Frauen am Rande des Nervenzusammenbruchs

Am Anfang herrscht Ruhe. Aber im Zentrum dreier Spielfilme, die bei der Diagonale ihre Österreichpremiere feiern, stehen Frauen, deren Welt aus den Fugen gerät

Krisenintervention: Maria Motter, Tiz Schaffer | Steiermark | aus FALTER 12/15 vom 18.03.2015


In „Superwelt“ spricht Gott zur verstörten Supermarktkassiererin Gabi (Foto: Filmladen Filmverleih)

In „Superwelt“ spricht Gott zur verstörten Supermarktkassiererin Gabi (Foto: Filmladen Filmverleih)

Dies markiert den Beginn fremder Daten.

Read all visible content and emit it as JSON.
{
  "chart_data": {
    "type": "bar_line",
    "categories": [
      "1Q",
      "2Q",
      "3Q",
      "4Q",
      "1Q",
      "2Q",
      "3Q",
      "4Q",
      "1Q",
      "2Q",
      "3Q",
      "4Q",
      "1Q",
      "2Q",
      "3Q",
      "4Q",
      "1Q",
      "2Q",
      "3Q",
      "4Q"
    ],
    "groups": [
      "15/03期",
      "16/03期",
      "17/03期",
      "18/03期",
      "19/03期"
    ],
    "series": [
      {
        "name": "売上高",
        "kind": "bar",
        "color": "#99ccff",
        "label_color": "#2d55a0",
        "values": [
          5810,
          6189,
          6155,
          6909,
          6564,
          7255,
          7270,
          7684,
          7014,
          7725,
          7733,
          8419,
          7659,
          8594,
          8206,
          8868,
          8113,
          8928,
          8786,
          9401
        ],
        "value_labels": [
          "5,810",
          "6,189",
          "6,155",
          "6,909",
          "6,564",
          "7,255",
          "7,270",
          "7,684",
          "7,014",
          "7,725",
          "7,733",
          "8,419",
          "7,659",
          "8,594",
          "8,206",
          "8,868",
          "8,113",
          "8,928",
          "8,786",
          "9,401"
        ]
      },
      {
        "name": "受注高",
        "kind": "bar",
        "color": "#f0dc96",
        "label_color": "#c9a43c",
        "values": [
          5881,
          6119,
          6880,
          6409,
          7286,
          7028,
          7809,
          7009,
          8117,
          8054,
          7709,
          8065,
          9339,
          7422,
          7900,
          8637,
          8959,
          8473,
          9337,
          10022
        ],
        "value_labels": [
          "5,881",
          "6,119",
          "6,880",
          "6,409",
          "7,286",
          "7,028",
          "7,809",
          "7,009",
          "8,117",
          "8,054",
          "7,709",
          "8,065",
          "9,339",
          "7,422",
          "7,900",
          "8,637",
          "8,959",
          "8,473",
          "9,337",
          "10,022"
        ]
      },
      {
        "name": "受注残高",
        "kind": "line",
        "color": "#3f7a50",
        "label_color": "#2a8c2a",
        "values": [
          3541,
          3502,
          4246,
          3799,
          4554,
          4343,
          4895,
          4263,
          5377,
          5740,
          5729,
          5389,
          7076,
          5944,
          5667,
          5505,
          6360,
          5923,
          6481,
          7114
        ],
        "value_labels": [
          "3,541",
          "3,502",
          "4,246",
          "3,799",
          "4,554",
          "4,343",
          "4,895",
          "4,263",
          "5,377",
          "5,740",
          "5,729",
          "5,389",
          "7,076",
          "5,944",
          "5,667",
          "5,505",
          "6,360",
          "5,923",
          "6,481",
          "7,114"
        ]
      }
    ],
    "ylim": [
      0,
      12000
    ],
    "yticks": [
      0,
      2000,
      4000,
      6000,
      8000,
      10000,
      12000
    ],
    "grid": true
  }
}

Eine Supermarktkassiererin, zu der plötzlich Gott spricht; eine junge Frau, die erkennen muss, dass ihr Liebhaber ein Grenzgänger und Stalker ist; und eine Musikstudentin, die derart unter Druck gerät, dass sie ihrer eigenen Wahrnehmung nicht mehr trauen kann. In „Superwelt“, „Ma Folie“ und „HomeSick“ stehen Frauen im Zentrum, die von unversehens auftauchenden Bedrohungen an ihre psychischen Grenzen getrieben werden. Es herrscht der Ausnahmezustand.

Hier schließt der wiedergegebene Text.